FIGURE-1: Distance Vector Loop Avoidance

For example: in figure-1, R3 has just sent out an update to R1 and R4, and suddenly the link between R3 and R5 goes down. R3 must wait, till the periodic update timer expires, to notify R1. During this time R1, R2 and R4 will continue to use the old route to R5 and routing black-hole is already created. In a larger network this routing information inconsistency could lead to a routing loop.

Split Horizon

Split Horizon rules dictate that routing information should never be sent out an interface it was learnt from. In figure-1, R3 is providing update about 192.168.35.0 to R1 and R4. Up to this point, R1 and R4 should advertise this information to R2 and back to R3. This process of advertising back the route to originator is called “reverse route”.

Common sense dictates that R1 and R4 should not advertise back to R3 since it already knows about 192.168.35.0 and off-course it waste resources. Split horizon prevents this reverse route phenomenon to evade routing loops. For example: let us assume that split horizon is not in effect and network 192.168.35.0 is unreachable. Even if the route invalidation timer is in effect, R3 must wait for next periodic update. But unexpectedly, R4 update arrives early. Now R3 has 192.168.35.0 reachable via R4 in two hops and a routing loop has occurred.

Count to Infinity

The primary purpose of split horizon is to avoid loop between neighbors. But split horizon alone can not avoid loop in a network such as in figure-1. For sake of simplicity, we are not considering multiple path to the destination.

Now assuming that the network is stable, we have the following routing table entries for 192.168.35.0:

 Router Network Via Hop Count R3 192.168.35.0 Directly connected 0 R4 192.168.35.0 R3 1 R2 192.168.35.0 R4 (and R1) 2 R1 192.168.35.0 R3 1

Let us take a closer look how routing information is propagated. The network 192.168.35.0 has failed. R3 sends an update to R1 and R4 that 192.168.35.0 is unreachable. R3, R4 and R1 now have the following route entries.

 Router Network Via Hop Count R3 192.168.35.0 Unreachable Null R4 192.168.35.0 Unreachable Null R1 192.168.35.0 Unreachable Null

Since R2 hasn’t yet informed of the update that 192.168.35.0 is now not available (and unfortunately) it sends an update to R1. How did the hop count increased? Actually R2 learned 192.168.35.0 from R1 and R4; therefore, information learned from R4 is a different entity than that of R1. R1 will advertise 192.168.35.0 via R4 to R1 and vice versa and split horizon rule is not void in this condition. In a stable network, R1 and R4 will not install these advertisements from R2, since they already have best path through R3 in one hop.

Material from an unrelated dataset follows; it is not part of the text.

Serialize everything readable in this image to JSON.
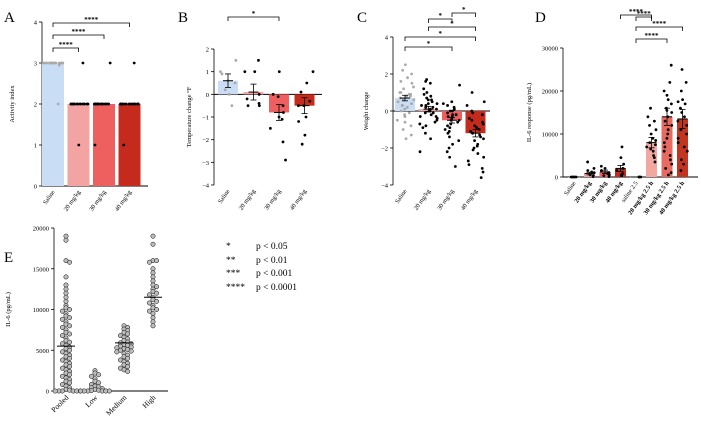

The routing snapshot looks as under:

 Router Network Via Hop Count R2 192.168.35.0 R4 and R1 2 R4 192.168.35.0 R2 3 R1 192.168.35.0 R2 3

R1 send this update to R3. R3 now can reach 192.168.35.0 via R1 in four hops. The routing table will be:

 Router Network Via Hop Count R3 192.168.35.0 R1 4

R3 installs this route and advertise to R4. R4 now think that the metric toward 192.168.35.0 from R3 has increased; nonetheless, it is the only route and must be installed. The routing table of R4 looks like:

 Router Network Via Hop Count R4 192.168.35.0 R3 5

R4 advertises to R2, R2 to R1 to R3 and goes on. For each update, the hop count keeps on increasing. This phenomenon is called to count to infinity. To elevate this problem distance vector protocols define “infinity”. For example: RIP defines infinity as hop count reaches 16 and such routing information is discarded immediately. Although routing loop will be eliminated, but the convergence will be slow as each router must wait for hop count to reach infinity.

Split Horizon with Poison Reverse (route poisoning)

Uses the “infinity” value and advertise the route back to originator on the interface through which it was learned from as “unreachable”. The analogy is simple: “bad information is better than no information”. The count to infinity problem can be avoided since each neighbor is advertising routes leaned on same interface as unreachable. There is no need to wait for hop count to reach infinity.

Hold Down Timer

Flash (or triggered) updates allowed fast convergence but hold down timers introduces uncertainty to reduce the acceptance of bad routing information. If an advertisement is received with increased metric (or hop count), the router set a hold down timer before accepting the new routing information. Until the hold down timer expires, router will not accept any route for the specified destination with equal or worst metric. The trade off is the convergence time vs. containing bad routing information. In figure-1, R3 must set a hold down timer before accepting any update from R1 and R4.

This brings us to the end of this article in which we covered various techniques used by Distance Vector Routing protocols to prevent routing loops.